Why Other Options Are Wrong

PILLAR 2 — STEP-BY-STEP LOGIC

The stimulus states that two siblings are both carriers of a disease and that their offspring have a 50% chance of developing it. The phrase 'two siblings who are both carriers' identifies the parental generation: each parent is heterozygous (Aa) at the disease locus. A 50% chance of affected offspring is the signature of a cross between a heterozygous parent and a homozygous recessive parent (Aa × aa), which produces 50% Aa offspring and 50% aa offspring. Therefore, the disease must be inherited in an autosomal dominant manner: the presence of a single disease allele (a in this notation, or alternatively the dominant allele if we define 'A' as the disease allele) is sufficient to cause the phenotype. Under an autosomal dominant model, if we designate the dominant disease-causing allele as A and the normal allele as a, then the cross Aa × aa yields 50% Aa (affected) and 50% aa (unaffected). The affected offspring are invariably heterozygous — they carry one copy of the mutant allele encoding an aberrant protein (for instance, the huntingtin protein with an expanded polyglutamine tract in Huntington's disease, where the altered protein acquires a toxic gain-of-function) and one normal allele. The homozygous dominant genotype AA is extraordinarily rare in autosomal dominant disorders because it would require both parents to carry and transmit the disease allele, and in many cases homozygosity for the dominant allele is embryonic lethal. Thus, the 50% probability combined with a dominant inheritance mechanism pinpoints Aa as the genotype of affected offspring, corresponding to option B.
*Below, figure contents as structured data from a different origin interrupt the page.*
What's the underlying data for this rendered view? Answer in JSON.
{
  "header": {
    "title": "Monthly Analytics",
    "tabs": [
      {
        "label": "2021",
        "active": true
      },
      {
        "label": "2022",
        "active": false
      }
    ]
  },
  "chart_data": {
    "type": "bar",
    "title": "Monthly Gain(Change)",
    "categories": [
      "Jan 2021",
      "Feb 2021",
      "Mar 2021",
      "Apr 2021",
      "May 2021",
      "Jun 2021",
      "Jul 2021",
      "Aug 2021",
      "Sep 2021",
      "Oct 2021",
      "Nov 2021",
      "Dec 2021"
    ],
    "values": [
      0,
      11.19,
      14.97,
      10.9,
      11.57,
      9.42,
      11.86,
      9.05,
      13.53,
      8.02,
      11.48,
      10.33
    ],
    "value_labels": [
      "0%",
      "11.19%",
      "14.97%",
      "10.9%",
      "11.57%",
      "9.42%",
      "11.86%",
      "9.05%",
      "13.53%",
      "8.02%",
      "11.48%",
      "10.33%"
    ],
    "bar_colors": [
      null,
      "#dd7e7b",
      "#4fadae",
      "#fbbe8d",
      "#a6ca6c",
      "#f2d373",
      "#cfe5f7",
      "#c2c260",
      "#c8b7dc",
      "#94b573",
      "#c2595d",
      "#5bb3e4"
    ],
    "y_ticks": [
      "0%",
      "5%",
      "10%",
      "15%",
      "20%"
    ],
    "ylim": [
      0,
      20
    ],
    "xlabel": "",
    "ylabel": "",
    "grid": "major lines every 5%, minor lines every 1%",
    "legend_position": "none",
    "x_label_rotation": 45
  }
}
PILLAR 3 — DISTRACTOR ANALYSIS

Option A (AA) traps students who assume that affected individuals in any disease must be homozygous. This reflects a failure to distinguish between dominant and recessive inheritance patterns. In autosomal dominant disorders, the affected genotype is heterozygous (Aa), because one mutant allele is sufficient to produce the disease phenotype through mechanisms such as haploinsufficiency (where 50% of normal protein output is inadequate) or a dominant-negative effect (where the mutant polypeptide disrupts the function of the wild-type polypeptide, as seen in certain collagen disorders such as osteogenesis imperfecta). The homozygous dominant genotype AA would require both parents to contribute the disease allele, and if both parents are heterozygous carriers, only 25% of offspring would be AA — contradicting the observed 50% probability.
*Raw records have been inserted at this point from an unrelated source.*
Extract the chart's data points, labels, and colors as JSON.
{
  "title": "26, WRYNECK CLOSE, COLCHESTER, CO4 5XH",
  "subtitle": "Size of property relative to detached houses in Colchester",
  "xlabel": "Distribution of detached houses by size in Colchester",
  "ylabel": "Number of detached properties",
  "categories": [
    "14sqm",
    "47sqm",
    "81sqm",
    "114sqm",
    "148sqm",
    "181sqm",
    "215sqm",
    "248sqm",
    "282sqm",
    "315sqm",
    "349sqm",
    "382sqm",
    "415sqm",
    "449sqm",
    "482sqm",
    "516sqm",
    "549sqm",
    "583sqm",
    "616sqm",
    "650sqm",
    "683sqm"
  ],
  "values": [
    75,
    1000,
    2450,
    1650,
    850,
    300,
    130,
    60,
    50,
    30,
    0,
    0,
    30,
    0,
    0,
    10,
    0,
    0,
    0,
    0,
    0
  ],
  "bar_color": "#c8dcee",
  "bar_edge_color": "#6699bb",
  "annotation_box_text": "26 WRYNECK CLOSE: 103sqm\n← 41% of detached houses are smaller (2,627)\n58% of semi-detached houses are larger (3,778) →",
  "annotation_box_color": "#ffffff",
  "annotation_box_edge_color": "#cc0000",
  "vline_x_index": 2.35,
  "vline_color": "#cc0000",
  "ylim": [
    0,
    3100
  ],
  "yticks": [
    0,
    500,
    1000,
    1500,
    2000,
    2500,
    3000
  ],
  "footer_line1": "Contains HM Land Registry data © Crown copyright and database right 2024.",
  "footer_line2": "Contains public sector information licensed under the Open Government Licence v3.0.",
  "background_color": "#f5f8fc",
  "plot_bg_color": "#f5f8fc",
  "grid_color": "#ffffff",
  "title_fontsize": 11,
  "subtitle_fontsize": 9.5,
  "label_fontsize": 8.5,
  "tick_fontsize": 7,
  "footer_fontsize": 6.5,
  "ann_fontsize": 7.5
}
Option C (aa) appeals to students who correctly recognize that autosomal recessive diseases produce affected homozygous recessive individuals but then misapply this framework to a scenario that yields a 50% probability. If the disease were recessive and both parents were carriers (Aa × Aa), only 25% of offspring would be aa and thus affected — not 50%. The 50% figure is incompatible with a classic autosomal recessive carrier cross, so the aa genotype cannot explain the observed inheritance pattern. This distractor exploits the common habit of automatically equating 'affected' with 'homozygous recessive' without checking whether the probabilities match.
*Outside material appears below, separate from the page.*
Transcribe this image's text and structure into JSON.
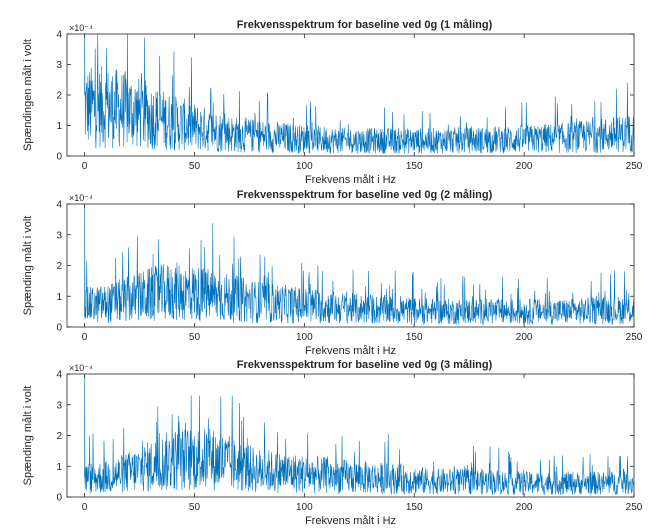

Option D (It cannot be determined) tempts students who are unsettled by the unusual wording of the question or who conflate different inheritance models. However, the 50% probability is highly diagnostic. It eliminates autosomal recessive inheritance (which gives 25% affected in a carrier × carrier cross) and points directly to autosomal dominant inheritance from a heterozygous parent. The genotype of affected offspring in an autosomal dominant condition with a 50% transmission rate is unambiguously Aa. Selecting this option reflects a reluctance to commit to a single inheritance model and a failure to recognize that the mathematical probability constrains the genetic explanation.